C’est plus que de l’amitié, mais ce n’est pas vraiment de l’amour. La situationship, forme de relation sans étiquette, gagne en popularité auprès des jeunes. Décryptage et témoignages.

Il y a d’abord eu ce baiser sur la place Flagey, un jeudi de mai. Un dérapage assumé après un afterwork bien arrosé. Puis ce resto thaï en tête-à-tête, désormais devenu « leur préféré ». S’en sont suivies des soirées Netflix sous les draps, des cappuccinos au réveil et des après-midis à refaire le monde. Il y a même eu un week-end à la Côté d’Opale. « Sur un coup de tête ». Pendant plus d’un an, Caroline (1) a partagé des tas de moments privilégiés avec un homme. Toujours le même. Il était son collègue ; il est rapidement devenu son meilleur ami… et son amant. « Il connaissait tout de ma vie », résume la jeune femme de 27 ans. Pourtant, Caroline et Martin ne formaient pas un couple. « On refusait les étiquettes ». D’ailleurs, les gestes d’affection étaient bannis de leur quotidien. En dehors des relations sexuelles, pas de câlins ni de tendresse. « Pour se dire bonjour, on se faisait naturellement la bise ».

Ce flou relationnel, sorte de zone grise entre l’amour et l’amitié, séduit de plus en plus les jeunes générations. Cet entre-deux porte désormais un nom : la situationship. Contraction des termes anglais « situation » (situation potentiellement problématique) et « relationship » (relation), le néologisme figurait parmi les finalistes du mot de l’année 2023 du prestigieux Oxford Dictionary.

Récemment popularisée sur les réseaux sociaux – TikTok et Instagram en tête – cette tendance n’en est pour autant pas neuve. « Ce qui est nouveau, c’est qu’on lui donne un nom », observe Patrick De Neuter, professeur émérite de psychopathologie de la famille, du couple et de la sexualité à l’UCLouvain. « L’apparition du concept et sa globalisation ont permis aux jeunes de mettre des mots sur leur vécu, abonde Leila Fery, doctorante à l’ULB et au sein de l’atelier Genre(s) et Sexualité(s). Mais en réalité, la situationship est surtout un terme parapluie, qui englobe un éventail de rapports et de termes déjà entendus par le passé, tels que « sex friends », « amis avec bénéfices » ou « ami-amant ». »

« Indescriptible »

Loin de se résumer à un trivial « plan cul », la situationship inclut une profonde dimension de partage. « Entre nous, ce n’était pas que du sexe, se remémore Mathilda, qui a vécu une expérience similaire pendant cinq mois.
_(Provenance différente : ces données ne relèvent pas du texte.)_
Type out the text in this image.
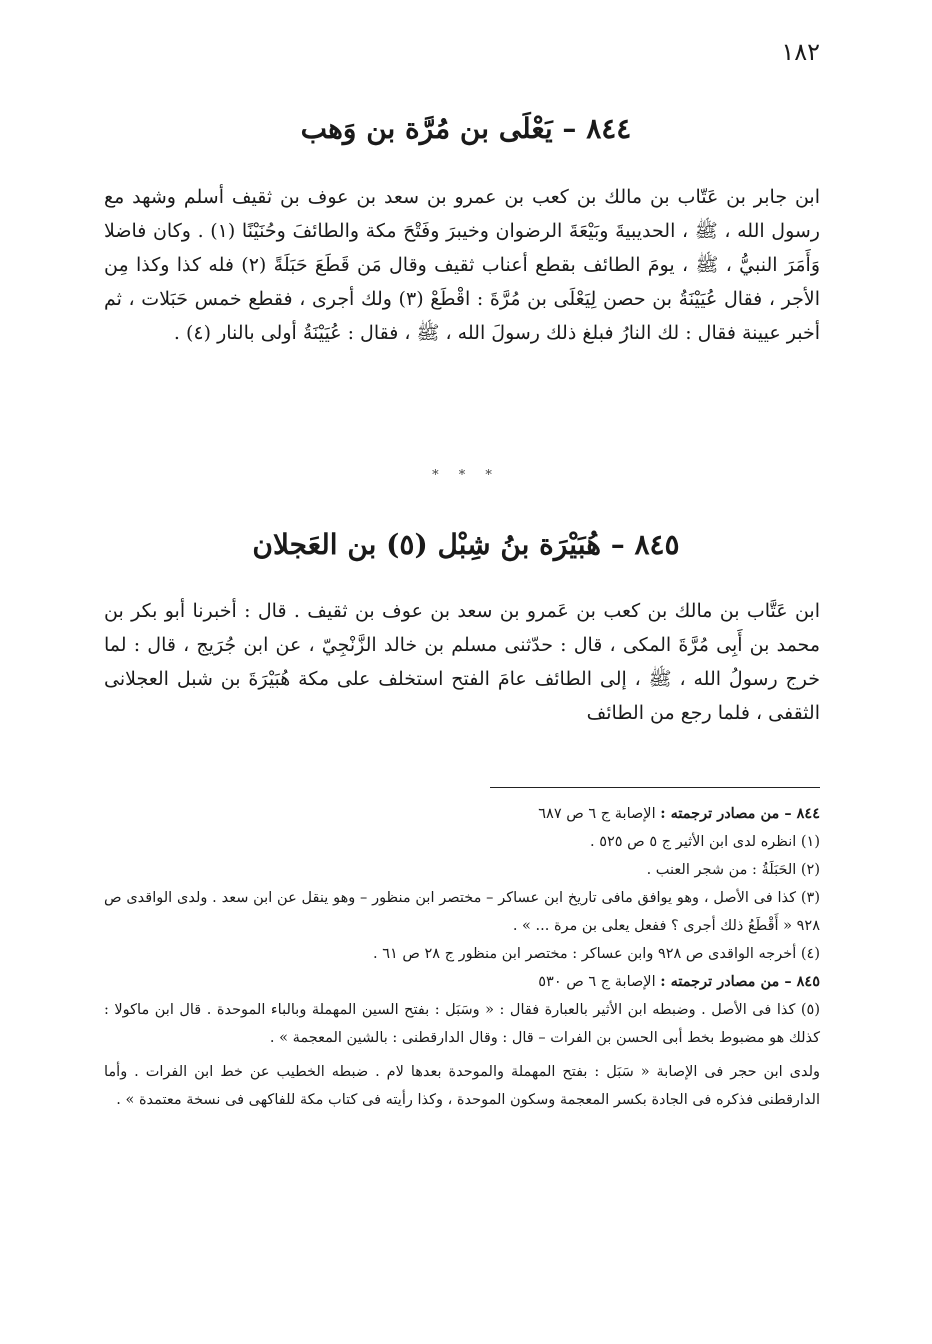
١٨٢

٨٤٤ – يَعْلَى بن مُرَّة بن وَهب

ابن جابر بن عَتّاب بن مالك بن كعب بن عمرو بن سعد بن عوف بن ثقيف أسلم وشهد مع رسول الله ، ﷺ ، الحديبيةَ وبَيْعَةَ الرضوان وخيبرَ وفَتْحَ مكة والطائفَ وحُنَيْنًا (١) . وكان فاضلا وَأَمَرَ النبيُّ ، ﷺ ، يومَ الطائف بقطع أعناب ثقيف وقال مَن قَطَعَ حَبَلَةً (٢) فله كذا وكذا مِن الأجر ، فقال عُيَيْنَةُ بن حصن لِيَعْلَى بن مُرَّةَ : اقْطَعْ (٣) ولك أجرى ، فقطع خمس حَبَلات ، ثم أخبر عيينة فقال : لك النارُ فبلغ ذلك رسولَ الله ، ﷺ ، فقال : عُيَيْنَةُ أولى بالنار (٤) .

* * *

٨٤٥ – هُبَيْرَة بنُ شِبْل (٥) بن العَجلان

ابن عَتَّاب بن مالك بن كعب بن عَمرو بن سعد بن عوف بن ثقيف . قال : أخبرنا أبو بكر بن محمد بن أَبِى مُرَّةَ المكى ، قال : حدّثنى مسلم بن خالد الزَّنْجِيّ ، عن ابن جُرَيج ، قال : لما خرج رسولُ الله ، ﷺ ، إلى الطائف عامَ الفتح استخلف على مكة هُبَيْرَةَ بن شبل العجلانى الثقفى ، فلما رجع من الطائف

٨٤٤ – من مصادر ترجمته : الإصابة ج ٦ ص ٦٨٧
(١) انظره لدى ابن الأثير ج ٥ ص ٥٢٥ .
(٢) الحَبَلَةُ : من شجر العنب .
(٣) كذا فى الأصل ، وهو يوافق مافى تاريخ ابن عساكر – مختصر ابن منظور – وهو ينقل عن ابن سعد . ولدى الواقدى ص ٩٢٨ « أَقْطَعُ ذلك أجرى ؟ ففعل يعلى بن مرة ... » .
(٤) أخرجه الواقدى ص ٩٢٨ وابن عساكر : مختصر ابن منظور ج ٢٨ ص ٦١ .
٨٤٥ – من مصادر ترجمته : الإصابة ج ٦ ص ٥٣٠
(٥) كذا فى الأصل . وضبطه ابن الأثير بالعبارة فقال : « وسَبَل : بفتح السين المهملة وبالباء الموحدة . قال ابن ماكولا : كذلك هو مضبوط بخط أبى الحسن بن الفرات – قال : وقال الدارقطنى : بالشين المعجمة » .
ولدى ابن حجر فى الإصابة « سَبَل : بفتح المهملة والموحدة بعدها لام . ضبطه الخطيب عن خط ابن الفرات . وأما الدارقطنى فذكره فى الجادة بكسر المعجمة وسكون الموحدة ، وكذا رأيته فى كتاب مكة للفاكهى فى نسخة معتمدة » .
On passait beaucoup de temps ensemble, on aimait organiser des pique-niques, se faire découvrir de nouvelles chansons. » Ce genre de relations implique généralement une communication numérique quotidienne. « Avec mes ‘plans culs’, on se textait surtout pour se retrouver en fin de soirée, compare Caroline. Au mieux, on passait la nuit ensemble. Puis basta. Avec Martin, c’était différent. On se parlait tous les jours. C’était une relation un peu indescriptible.»

On était tous les deux sur les applications de rencontre et ça nous arrivait de se raconter nos aventures

Caroline

Le sociologue français Christophe Giraud parle de « contrat sérieux-léger » pour définir ces rapports non-traditionnels, à cheval entre la relation sérieuse, engagée et amoureuse, et la relation légère, souvent sexualisée, sans sentiments ou « volonté de faire couple ». Cette nouvelle forme de « contrat » soulève surtout la question de l’exclusivité. Un couple dit « formel » induit généralement la notion de fidélité, bien que le libertinage ou le polyamour gagnent aujourd’hui en visibilité. A contrario, la situationship laisse les portes ouvertes. « On ne se devait rien », résume Mathilda. « On était tous les deux sur les applications de rencontre et ça nous arrivait de se raconter nos aventures, confie pour sa part Caroline. Parfois, peut-être, pour éveiller la jalousie de l’autre ».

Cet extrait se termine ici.